Ich mag die alten Weihnachtslieder, die ich als Kind gelernt und gesungen habe. Ich mag die alten Weihnachtsfilme, die wir uns ansehen, als meine Kinder noch Kinder waren. Ich mag auch die Bilderbücher aus dieser Zeit, besonders „Weihnachten mit Petze, Pelle und Pingo“, weil ich das so oft vorlesen musste. Die Bilderbücher von Findus und Petterson mag ich noch ein bisschen mehr. Besonders die Geschichte „Morgen, Findus, wird´s was geben“ liebe ich so sehr, dass ich es mir gerade herausgesucht und heute Nachmittag lesen werde. Oder morgen, je nachdem. Ich mag meine alten Bastelbücher, auch wenn ich nur noch selten bastle. Ich mag Adventskerzen und Zimtsterne. Ich mag Weihnachtsbeleuchtung, aber nicht die, die blinkt. Ich mag meine Weihnachtsengel und Weihnachtsmänner, die ich noch gar nicht aus ihren Kisten befreit habe. Wird jetzt höchste Zeit. Oder?
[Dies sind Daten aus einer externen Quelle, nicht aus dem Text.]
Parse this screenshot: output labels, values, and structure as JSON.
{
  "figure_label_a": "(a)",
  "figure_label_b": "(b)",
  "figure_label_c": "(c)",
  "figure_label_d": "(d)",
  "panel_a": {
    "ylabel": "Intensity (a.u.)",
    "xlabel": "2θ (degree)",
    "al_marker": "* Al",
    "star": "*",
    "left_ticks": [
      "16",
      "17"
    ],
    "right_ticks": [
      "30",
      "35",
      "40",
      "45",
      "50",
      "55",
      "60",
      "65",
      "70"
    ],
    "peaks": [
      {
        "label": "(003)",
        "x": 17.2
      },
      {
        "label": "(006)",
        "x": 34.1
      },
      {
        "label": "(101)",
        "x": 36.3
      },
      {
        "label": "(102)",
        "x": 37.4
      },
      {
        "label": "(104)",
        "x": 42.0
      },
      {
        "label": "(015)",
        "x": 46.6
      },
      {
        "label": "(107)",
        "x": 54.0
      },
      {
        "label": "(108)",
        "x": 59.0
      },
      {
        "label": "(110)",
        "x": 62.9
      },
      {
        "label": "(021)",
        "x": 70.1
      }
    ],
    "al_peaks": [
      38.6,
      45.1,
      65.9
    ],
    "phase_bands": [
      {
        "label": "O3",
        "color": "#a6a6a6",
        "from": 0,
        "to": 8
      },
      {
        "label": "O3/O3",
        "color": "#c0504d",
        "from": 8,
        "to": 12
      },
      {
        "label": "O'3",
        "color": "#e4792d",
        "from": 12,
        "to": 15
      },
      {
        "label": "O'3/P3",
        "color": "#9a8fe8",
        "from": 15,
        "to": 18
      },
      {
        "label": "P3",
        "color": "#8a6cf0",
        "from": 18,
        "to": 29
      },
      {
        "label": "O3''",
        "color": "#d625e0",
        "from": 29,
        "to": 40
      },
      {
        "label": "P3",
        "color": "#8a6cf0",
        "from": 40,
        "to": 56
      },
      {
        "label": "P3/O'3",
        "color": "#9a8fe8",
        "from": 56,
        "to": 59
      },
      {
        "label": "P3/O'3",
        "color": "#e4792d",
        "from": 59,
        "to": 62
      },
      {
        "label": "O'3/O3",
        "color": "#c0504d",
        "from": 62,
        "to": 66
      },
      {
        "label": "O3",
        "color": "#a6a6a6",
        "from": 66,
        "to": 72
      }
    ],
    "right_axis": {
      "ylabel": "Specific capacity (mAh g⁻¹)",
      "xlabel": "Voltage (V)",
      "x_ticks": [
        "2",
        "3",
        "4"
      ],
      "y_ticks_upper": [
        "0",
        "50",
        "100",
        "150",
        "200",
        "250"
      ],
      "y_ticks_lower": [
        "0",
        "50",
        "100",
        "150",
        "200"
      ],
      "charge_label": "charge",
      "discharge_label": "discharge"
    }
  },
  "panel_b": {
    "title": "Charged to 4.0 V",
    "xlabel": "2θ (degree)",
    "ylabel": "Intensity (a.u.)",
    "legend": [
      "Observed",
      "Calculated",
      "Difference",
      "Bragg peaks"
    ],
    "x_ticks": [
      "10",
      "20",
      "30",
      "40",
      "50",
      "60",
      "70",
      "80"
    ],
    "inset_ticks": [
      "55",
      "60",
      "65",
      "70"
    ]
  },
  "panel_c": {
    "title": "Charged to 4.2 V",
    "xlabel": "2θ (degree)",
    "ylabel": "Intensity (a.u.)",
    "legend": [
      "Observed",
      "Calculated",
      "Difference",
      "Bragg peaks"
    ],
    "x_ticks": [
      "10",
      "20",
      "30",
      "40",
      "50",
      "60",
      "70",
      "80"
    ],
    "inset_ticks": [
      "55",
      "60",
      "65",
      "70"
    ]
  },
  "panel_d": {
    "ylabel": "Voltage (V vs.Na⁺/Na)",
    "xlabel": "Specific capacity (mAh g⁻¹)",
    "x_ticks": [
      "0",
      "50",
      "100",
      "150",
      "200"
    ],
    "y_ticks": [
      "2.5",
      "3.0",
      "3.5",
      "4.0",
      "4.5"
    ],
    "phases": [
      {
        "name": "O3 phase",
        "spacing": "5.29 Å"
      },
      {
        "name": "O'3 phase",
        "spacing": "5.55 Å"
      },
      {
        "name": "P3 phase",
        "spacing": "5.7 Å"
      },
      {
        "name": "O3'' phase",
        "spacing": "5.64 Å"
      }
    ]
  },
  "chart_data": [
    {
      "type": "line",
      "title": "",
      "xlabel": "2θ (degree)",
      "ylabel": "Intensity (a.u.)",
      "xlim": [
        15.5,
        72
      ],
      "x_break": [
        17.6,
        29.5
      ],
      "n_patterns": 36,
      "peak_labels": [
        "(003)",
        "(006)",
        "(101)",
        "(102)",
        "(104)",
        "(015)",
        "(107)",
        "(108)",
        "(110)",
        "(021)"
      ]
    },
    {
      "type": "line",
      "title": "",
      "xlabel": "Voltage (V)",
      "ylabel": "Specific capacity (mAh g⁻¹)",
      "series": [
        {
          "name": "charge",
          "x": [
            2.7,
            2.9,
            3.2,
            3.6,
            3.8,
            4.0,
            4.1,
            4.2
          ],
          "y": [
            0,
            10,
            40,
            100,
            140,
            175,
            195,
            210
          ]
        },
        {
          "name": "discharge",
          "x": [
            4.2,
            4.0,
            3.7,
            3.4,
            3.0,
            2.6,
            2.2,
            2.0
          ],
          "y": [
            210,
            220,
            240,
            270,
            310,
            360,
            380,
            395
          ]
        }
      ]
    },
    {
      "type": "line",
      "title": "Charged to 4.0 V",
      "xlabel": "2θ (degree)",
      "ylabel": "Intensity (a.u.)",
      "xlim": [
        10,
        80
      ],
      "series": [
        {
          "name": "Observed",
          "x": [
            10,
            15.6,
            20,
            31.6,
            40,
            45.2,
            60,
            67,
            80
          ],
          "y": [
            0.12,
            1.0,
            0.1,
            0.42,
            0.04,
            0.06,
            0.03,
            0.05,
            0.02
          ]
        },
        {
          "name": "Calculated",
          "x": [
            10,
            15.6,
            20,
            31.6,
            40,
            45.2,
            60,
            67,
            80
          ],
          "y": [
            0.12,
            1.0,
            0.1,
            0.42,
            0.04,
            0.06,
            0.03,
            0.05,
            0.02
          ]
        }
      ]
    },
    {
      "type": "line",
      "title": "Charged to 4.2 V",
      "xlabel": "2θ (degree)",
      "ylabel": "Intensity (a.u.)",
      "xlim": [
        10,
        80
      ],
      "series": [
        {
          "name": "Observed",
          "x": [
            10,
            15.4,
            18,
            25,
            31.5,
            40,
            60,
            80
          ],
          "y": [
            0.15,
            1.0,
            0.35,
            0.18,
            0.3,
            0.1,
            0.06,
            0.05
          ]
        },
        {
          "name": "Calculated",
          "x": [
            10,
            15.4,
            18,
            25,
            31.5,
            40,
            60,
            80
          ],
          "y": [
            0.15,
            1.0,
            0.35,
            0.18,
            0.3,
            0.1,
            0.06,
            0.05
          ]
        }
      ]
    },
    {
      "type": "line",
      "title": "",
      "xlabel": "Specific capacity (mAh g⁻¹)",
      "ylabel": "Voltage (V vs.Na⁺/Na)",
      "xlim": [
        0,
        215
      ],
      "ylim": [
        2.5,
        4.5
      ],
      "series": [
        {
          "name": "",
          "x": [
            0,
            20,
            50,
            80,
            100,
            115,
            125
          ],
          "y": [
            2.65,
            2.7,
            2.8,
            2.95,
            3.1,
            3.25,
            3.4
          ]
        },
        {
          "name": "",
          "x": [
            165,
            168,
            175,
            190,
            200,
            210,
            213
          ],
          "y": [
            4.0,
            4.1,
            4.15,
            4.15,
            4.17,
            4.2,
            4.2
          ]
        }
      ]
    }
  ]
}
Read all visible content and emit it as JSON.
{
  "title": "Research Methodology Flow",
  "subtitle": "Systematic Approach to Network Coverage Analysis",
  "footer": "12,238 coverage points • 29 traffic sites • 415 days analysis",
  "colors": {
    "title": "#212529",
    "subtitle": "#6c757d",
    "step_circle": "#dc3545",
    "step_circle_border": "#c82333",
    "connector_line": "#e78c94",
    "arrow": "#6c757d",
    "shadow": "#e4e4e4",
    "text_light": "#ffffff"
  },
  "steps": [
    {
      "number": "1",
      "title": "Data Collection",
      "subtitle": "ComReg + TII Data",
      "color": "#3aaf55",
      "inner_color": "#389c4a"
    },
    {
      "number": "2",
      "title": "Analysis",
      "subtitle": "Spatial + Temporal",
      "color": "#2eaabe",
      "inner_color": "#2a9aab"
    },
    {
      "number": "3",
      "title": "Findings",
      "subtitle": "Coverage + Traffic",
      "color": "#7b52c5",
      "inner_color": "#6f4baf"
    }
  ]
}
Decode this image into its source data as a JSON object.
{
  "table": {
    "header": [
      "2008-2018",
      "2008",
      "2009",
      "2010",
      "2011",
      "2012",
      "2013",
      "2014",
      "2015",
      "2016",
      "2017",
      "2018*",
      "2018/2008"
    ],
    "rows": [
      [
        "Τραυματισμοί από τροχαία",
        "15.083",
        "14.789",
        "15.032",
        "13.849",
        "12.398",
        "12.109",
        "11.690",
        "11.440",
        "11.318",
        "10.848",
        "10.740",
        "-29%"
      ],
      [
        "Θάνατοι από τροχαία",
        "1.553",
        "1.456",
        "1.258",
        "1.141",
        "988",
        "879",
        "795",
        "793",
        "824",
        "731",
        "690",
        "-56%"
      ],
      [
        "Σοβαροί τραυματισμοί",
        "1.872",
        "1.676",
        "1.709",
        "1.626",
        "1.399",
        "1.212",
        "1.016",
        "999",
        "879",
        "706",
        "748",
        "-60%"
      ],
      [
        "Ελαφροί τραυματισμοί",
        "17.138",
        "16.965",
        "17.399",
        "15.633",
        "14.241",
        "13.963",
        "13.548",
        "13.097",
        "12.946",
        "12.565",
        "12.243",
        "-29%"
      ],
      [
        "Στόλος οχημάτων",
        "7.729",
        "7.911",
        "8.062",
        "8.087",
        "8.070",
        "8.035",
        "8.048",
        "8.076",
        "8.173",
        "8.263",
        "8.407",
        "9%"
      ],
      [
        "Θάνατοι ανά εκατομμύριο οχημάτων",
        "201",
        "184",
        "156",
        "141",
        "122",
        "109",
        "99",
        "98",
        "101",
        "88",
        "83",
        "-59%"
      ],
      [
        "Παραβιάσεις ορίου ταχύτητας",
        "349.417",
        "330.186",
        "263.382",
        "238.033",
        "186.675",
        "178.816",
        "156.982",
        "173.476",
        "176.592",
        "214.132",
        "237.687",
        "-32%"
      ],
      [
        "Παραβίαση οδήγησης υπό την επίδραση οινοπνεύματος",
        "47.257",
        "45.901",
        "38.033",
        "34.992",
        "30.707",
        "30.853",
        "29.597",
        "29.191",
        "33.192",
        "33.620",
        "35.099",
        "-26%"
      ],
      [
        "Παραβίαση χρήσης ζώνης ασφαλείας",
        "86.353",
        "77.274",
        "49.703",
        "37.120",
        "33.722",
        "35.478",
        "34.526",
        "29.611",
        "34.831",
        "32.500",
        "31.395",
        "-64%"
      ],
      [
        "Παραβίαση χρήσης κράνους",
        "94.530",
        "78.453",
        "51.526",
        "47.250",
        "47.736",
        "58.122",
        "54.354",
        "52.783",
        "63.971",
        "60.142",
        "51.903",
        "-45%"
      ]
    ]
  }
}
Ist schon seltsam, wie sehr der Geist der vergangenen Weihnachten jedes aktuelle Weihnachten beeinflusst. Gelebte Weihnachten sind noch so präsent, wie keine anderen Familienfeste. Wieso eigentlich?

Wie kommt es, dass ich so nostalgisch werde? Manchmal mag ich sogar die neumodische Weihnachtswerbung, die meine kleine Sehnsucht nach dem Alten so gut bedient. Ich will den Advent und das Weihnachten nicht neu erfinden. Es soll am liebsten so bleiben, wie es immer war. Zum Glück schleichen sich jedes Jahr Neuerungen ein, so dass es wieder passt. Denn nichts bleibt gleich. Auch Weihnachten nicht.